In der Eisengießerei zu Couillet in Belgien wurde unlängst eine Platte zum Glasstrecken gegossen, welche man als ein Meisterstück betrachtet; sie ist 3,1 Meter breit und 5,3 Meter lang, ohne die geringsten Vertiefungen und so zu sagen ohne Poren.

Dieß ist eine Hauptbedingung für die Streckplatten; denn wenn die geringste Luftmenge unter der darüber gelegten Glastafel eingeschlossen bleibt, so dehnt sich diese Luft bei der großen Hitze so aus, daß das Glas höckerig werden muß.

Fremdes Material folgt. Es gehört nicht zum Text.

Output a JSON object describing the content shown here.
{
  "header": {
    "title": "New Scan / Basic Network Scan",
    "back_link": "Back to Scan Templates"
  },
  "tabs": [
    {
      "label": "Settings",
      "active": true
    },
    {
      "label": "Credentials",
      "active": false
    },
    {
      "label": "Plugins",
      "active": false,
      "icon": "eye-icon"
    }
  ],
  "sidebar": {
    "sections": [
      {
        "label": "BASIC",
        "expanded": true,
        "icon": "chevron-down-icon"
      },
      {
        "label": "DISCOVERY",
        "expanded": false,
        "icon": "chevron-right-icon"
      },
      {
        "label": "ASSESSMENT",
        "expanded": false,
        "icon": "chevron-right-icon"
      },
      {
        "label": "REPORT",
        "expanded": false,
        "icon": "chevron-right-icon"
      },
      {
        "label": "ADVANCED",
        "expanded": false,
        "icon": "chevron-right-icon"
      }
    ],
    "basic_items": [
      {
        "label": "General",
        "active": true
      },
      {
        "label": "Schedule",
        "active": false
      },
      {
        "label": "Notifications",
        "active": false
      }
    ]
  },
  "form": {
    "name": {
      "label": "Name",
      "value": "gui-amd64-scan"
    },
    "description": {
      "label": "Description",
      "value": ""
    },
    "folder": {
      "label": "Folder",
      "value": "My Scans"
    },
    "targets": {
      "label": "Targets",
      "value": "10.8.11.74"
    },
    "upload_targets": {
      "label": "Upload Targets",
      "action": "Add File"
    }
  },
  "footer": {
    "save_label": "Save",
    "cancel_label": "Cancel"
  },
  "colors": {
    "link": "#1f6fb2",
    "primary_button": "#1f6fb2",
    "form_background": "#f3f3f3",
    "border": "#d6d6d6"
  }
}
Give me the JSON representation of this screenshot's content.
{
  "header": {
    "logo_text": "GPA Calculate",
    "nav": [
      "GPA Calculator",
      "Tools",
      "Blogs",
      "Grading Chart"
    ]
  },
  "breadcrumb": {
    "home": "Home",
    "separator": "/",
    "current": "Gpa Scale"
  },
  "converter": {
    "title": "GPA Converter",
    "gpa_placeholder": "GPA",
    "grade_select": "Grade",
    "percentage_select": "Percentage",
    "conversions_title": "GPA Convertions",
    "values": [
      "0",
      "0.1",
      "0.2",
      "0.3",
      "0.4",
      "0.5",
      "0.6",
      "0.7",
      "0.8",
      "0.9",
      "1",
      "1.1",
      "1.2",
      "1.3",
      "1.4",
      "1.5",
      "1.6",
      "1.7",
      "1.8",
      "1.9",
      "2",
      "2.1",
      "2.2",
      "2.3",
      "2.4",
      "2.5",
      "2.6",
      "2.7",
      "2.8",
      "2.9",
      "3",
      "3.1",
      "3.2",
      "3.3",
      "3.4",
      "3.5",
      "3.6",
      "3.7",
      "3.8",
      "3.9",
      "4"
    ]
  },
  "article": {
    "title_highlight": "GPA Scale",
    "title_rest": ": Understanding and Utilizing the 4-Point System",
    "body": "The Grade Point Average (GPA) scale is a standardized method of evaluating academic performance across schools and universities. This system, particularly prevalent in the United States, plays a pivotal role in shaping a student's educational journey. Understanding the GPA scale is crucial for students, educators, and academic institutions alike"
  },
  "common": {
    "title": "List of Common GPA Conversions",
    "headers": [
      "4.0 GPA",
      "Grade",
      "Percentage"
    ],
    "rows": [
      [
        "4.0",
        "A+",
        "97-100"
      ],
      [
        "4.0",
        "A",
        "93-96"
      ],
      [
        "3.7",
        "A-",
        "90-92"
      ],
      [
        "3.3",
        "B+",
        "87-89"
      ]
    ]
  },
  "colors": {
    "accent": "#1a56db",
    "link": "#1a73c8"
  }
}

Ehe der gewünschte Erfolg erzielt wurde, mußten die Ingenieure in Couillet viele Versuche anstellen, um dasjenige Gemenge von mit Kohks und mit Holz erblasenem Roheisen zu ermitteln, welches das gleichartigste Gußeisen vom feinsten und dichtesten Korn liefert.

Dieß war aber noch nicht Alles: man mußte sich über die beste Anordnung der Form beim Kastenguß entscheiden; nun bilden sich aber beim horizontalen Guß Blasen, sowohl gegen oben als gegen unten; erstere können durch die angebrachten Windpfeifen entweichen, letztere aber müssen sich in die Sohle oder in den Guß begeben, welchen sie dann blasig machen. Der Gießer in Couillet wählte als untere Schicht seiner Form ein Kohksbett von einem Fuß Dicke, indem er sehr richtig voraussetzte, daß die dazwischen befindlichen Gase leichter in die Zwischenräume der Kohksmasse als in die Metallschicht eindringen können.

Dieß hat sich auch vollkommen bestätigt; es wurde eine ganz fehlerfreie Streckplatte erzielt. (Moniteur industriel, 1848 Nr. 1261.)